I’ve just been sent the blurb — AGAIN — on the Crude Awakening demo in London — http://www.crudeawakening.org.uk/
Yet another example of people who want to “save the planet” and keep their iPods (OK, I’m generalising on that point!), when in fact it’s their atrophied, consumer-oriented outlook on the potential of their lives that’s the problem. Their perception of the drivers for the “problems” they seek solutions to are wholly divorced from reality, and rely on the simplistic media-spun agenda that is shaped by the very same forces that they state their opposition to. E.g., there’s no discussion of the resource supply issues related to oil (and other) as a source of energy — why do you think the industry is drilling in deep water/the Arctic in the first place?
There is no climate solution within the paradigm of consumption; that’s a demonstrable fact.
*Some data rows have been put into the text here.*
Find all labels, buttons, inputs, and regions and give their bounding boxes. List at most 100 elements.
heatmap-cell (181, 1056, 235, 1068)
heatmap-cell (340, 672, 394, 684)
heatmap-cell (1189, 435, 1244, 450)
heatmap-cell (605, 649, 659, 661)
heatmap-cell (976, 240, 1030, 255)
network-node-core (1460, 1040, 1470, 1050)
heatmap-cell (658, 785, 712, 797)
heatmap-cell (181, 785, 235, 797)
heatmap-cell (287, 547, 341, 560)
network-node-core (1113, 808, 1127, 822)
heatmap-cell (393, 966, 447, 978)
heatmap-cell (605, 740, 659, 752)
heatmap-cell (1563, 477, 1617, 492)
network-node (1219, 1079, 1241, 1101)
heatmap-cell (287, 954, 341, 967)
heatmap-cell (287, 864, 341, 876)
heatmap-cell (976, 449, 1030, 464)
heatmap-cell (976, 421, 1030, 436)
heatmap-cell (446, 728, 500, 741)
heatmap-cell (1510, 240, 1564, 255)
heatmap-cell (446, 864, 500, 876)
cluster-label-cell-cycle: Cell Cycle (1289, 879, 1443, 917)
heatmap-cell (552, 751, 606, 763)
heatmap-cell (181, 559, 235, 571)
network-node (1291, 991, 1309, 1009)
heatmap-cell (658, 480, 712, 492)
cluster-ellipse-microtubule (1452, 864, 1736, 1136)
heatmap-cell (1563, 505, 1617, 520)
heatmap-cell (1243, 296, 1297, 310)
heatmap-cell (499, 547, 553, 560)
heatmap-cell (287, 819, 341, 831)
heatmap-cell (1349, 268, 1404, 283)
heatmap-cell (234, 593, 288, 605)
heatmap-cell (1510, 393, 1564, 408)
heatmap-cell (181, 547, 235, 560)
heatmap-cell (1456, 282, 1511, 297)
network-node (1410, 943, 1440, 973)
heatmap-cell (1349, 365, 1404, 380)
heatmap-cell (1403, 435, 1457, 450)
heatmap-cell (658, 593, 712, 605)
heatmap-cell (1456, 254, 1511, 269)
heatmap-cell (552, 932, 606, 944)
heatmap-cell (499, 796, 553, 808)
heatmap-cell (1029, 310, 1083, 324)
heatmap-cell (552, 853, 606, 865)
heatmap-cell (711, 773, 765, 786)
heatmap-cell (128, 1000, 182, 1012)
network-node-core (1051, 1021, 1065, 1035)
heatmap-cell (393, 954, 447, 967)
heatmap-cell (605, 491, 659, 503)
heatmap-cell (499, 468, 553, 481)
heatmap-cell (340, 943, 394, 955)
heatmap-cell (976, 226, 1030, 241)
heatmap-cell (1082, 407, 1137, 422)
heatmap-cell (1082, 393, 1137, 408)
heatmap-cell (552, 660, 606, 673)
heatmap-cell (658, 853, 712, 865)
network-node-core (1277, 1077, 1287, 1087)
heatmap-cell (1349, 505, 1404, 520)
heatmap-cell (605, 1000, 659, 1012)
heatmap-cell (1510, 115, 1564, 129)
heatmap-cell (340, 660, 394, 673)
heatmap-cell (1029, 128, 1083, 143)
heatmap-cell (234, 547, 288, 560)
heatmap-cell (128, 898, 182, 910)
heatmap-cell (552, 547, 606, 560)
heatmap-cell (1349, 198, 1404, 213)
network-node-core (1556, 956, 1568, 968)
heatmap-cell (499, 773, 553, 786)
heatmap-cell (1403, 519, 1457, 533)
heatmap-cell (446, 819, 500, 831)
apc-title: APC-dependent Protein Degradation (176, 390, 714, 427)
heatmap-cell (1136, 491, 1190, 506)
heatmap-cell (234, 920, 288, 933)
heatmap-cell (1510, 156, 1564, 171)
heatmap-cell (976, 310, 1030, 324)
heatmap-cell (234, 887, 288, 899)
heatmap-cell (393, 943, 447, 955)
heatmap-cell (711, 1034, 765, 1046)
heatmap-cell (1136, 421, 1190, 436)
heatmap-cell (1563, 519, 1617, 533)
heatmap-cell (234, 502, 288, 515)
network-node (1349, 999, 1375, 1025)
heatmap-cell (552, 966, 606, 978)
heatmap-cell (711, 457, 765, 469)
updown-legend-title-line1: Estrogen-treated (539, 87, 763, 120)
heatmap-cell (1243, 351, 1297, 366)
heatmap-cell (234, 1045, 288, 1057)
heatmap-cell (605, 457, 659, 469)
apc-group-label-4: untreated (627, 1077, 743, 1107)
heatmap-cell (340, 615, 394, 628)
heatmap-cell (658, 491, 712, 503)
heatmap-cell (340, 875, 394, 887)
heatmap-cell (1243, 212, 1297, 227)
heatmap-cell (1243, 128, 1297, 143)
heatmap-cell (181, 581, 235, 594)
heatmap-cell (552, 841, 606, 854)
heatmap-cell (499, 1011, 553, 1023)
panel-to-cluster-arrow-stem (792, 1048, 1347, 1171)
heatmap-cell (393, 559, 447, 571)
We have to shift our lifestyles to a new economic and organisational structure that restricts demand, but unfortunately none of the self-proclaimed leaders of the eco-establishment appear to have the guts to promote such a concept at the leading edge of their agenda (of course, you might find such exhortations in the small print, but they won’t lead their sound-bites on this approach).
It doesn’t matter if, at present, most people “won’t like it”; it’s the only option that is able to address the drivers of the human suicide cult called “growth economics” — physical reality doesn’t negotiate, doesn’t compromise with ‘political reality’, and for that reason the eco-establishment as much as the political and economic establishment are going to be thrown into crisis by these trends as they arrive over the next two or three decades. Personally I think I’d rather be disliked for making a case based on evidence rather than promoting an eco-delusion assimilated by market forces. More importantly, people might not “like it” today, but if that argument is not put because of the movement’s adherence to the shibboleth of growth then the public will never have the choice of considering any option other than the market-centric solutions offered by all mainstream parties/groups.
As far as I can see, initiatives like this are just spinning a delusional rope that will in the near future hang them! Clearly, in the reversal of McLuhan’s observation, “the message has become the media”; and in the process the actions that they promote are conceptual extrapolations of reality (aka. ‘hyperreality’), not a realistic commentary on our situation that the public are able to assimilate and act upon. These “environmentalists” should stop using the Web 2.0/digital media that are driving IT emissions up and resource availability down, ditch their mobile phones and other lifestyle gadgets, and start living a more simpler way of life where we reduce consumption not for the motivation of “reducing emissions” (which, by many measures, does not have this effect on the economy as a whole) but rather to avoid the need to earn income and therefore the need to work long hours — in the process creating the spare time to engage in more activities that create a less consumptive and more local/resilient system, thus creating a feedback loop that reduces their lifestyle impacts further.
Simplicity is the future, not the illusion of some carbon-friendly ecotopia.
Another 10% next year? I don’t think so.